Bull Moose Jackson recorded that naughty little number, Big Ten Inch Record, in 1952. For those who came of age in the CD era or later, vinyl long playing records pressed 60 years ago were either ten or twelve inches in diameter.
Not that the ladies Jackson sang about were begging for an LP.
No, they wanted him to get out that big ten inch uh…well, I think the funniest term for penis is the one used by the high school principal in the movie “Porky’s.”
By the way, Big Ten Inch Record was covered by Aerosmith in the mid ’70s.
Compare that suggestive song with today’s raunchy offerings. I’m no prude. You have to go a long, long, long, long way to offend me. I don’t mind the sexual references, but I am often saddened by the lack of creativity. Penning lyrics of the “I wanna fuck you” variety seems pointless because women are well aware of what we want.

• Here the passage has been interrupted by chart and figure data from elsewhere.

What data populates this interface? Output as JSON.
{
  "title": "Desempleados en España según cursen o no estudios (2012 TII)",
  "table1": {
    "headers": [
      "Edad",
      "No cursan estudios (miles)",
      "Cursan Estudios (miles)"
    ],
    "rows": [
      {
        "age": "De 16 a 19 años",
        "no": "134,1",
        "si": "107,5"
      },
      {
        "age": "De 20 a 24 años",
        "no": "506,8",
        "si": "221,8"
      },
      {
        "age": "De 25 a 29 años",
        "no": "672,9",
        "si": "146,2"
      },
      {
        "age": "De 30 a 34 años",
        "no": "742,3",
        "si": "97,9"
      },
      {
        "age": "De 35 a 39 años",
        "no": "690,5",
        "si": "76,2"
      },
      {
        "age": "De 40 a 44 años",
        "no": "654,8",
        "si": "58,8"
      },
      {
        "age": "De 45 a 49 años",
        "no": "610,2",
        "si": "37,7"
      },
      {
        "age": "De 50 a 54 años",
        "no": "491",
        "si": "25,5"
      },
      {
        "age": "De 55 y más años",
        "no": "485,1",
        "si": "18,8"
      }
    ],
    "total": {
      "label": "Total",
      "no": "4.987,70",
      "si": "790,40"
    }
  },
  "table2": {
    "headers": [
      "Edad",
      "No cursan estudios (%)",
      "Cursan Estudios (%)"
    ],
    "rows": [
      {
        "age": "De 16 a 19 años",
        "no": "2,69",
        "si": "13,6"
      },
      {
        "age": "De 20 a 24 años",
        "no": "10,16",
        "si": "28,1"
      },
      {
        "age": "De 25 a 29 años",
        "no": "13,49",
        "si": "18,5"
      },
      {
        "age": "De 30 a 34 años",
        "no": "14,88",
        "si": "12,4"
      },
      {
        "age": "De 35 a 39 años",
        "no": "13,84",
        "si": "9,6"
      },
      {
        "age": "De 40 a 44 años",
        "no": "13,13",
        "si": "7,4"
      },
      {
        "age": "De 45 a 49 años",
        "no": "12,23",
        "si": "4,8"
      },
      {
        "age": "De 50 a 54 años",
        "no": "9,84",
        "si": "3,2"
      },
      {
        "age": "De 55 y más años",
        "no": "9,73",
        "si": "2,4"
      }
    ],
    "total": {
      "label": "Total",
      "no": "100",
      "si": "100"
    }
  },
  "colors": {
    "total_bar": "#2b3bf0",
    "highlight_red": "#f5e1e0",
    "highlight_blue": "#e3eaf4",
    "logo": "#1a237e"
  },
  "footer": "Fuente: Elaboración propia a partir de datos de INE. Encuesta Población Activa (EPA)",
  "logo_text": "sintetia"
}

Jackson also sang about Nosey Joe, who kept sticking his “big nose” in ladies’s “business.” That one was actually written by the legendary team of Jerry Leiber and Mike Stoller (Hound Dog, Jailhouse Rock, Under the Boardwalk, and every hit by The Coasters).

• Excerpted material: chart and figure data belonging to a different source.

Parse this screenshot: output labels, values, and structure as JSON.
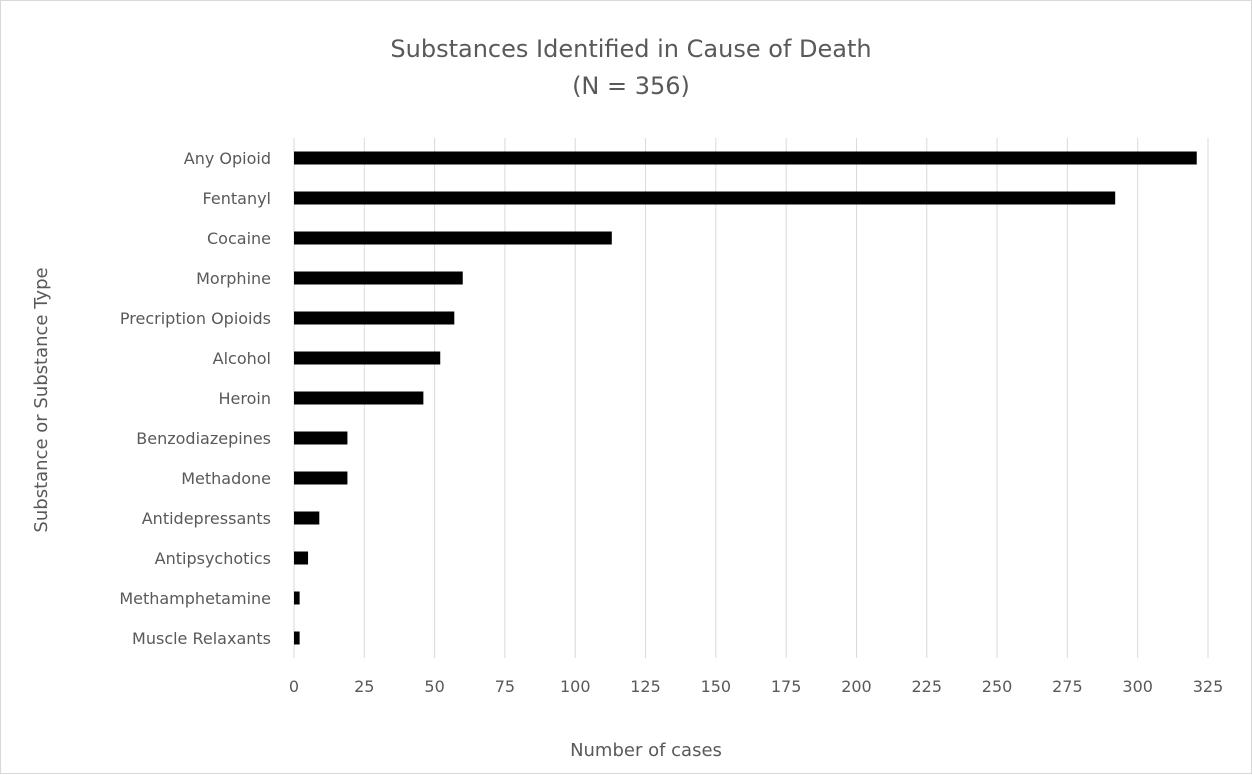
{
  "chart_data": {
    "type": "bar",
    "orientation": "horizontal",
    "title": "Substances Identified in Cause of Death",
    "subtitle": "(N = 356)",
    "xlabel": "Number of cases",
    "ylabel": "Substance or Substance Type",
    "xlim": [
      0,
      325
    ],
    "x_ticks": [
      0,
      25,
      50,
      75,
      100,
      125,
      150,
      175,
      200,
      225,
      250,
      275,
      300,
      325
    ],
    "grid": "vertical",
    "legend": "none",
    "bar_color": "#000000",
    "gridline_color": "#d9d9d9",
    "text_color": "#595959",
    "categories": [
      "Any Opioid",
      "Fentanyl",
      "Cocaine",
      "Morphine",
      "Precription Opioids",
      "Alcohol",
      "Heroin",
      "Benzodiazepines",
      "Methadone",
      "Antidepressants",
      "Antipsychotics",
      "Methamphetamine",
      "Muscle Relaxants"
    ],
    "values": [
      321,
      292,
      113,
      60,
      57,
      52,
      46,
      19,
      19,
      9,
      5,
      2,
      2
    ]
  }
}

And speaking of The Coasters, Poison Ivy is about the clap.
We’re talking about the late ’50s and no way could Leiber and Stoller get a song on the radio that referred in an obvious way to gonorrhea. So they made it about a poisonous plant. “She’ll get in dutch, you can look but you’d better not touch.”

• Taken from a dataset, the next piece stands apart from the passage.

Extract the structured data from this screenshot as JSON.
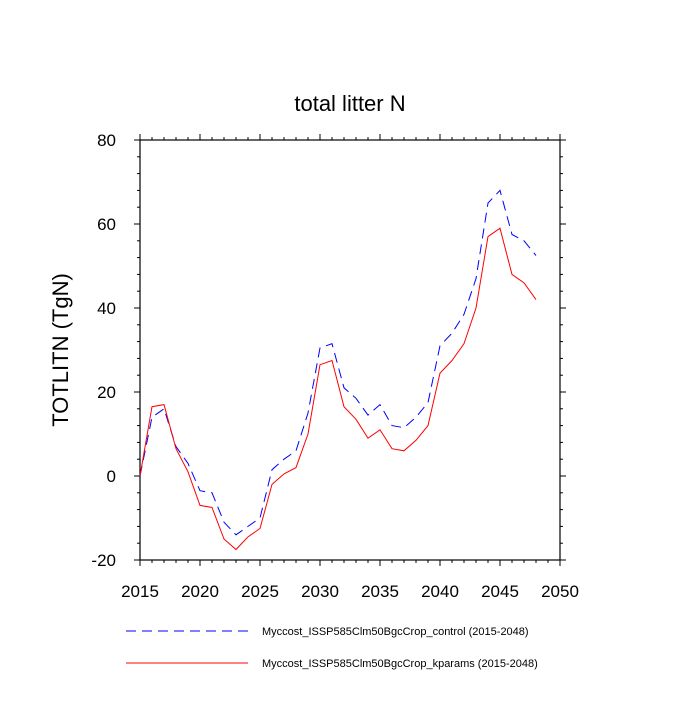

Then again, how can I not insert Big Joe Turner’s “one-eyed cat, peeping in the seafood store?” I suppose some people pictured a feline and actual fish, but everyone else got it when Shake Rattle & Roll came out in 1954. Bill Haley and his Comets cut their version soon after but removed said cat, and put it back in for their live shows.
So cheers to those creative folks who had to find clever and amusing ways to sing about fornicatin’. Then again, before DJ Alan Freed coined the term rock and roll, it was African American slang for the sexual act. KISS vocalist Paul Stanley, who likes to rock and roll all night, once said this about the origins of rockin’ and rollin’: “When Little Richard sang, ‘Sure like to ball,’ he wasn’t singing about football.”
Yes, balls were dances so balling really meant dancing, but Good Golly Miss Molly indeed!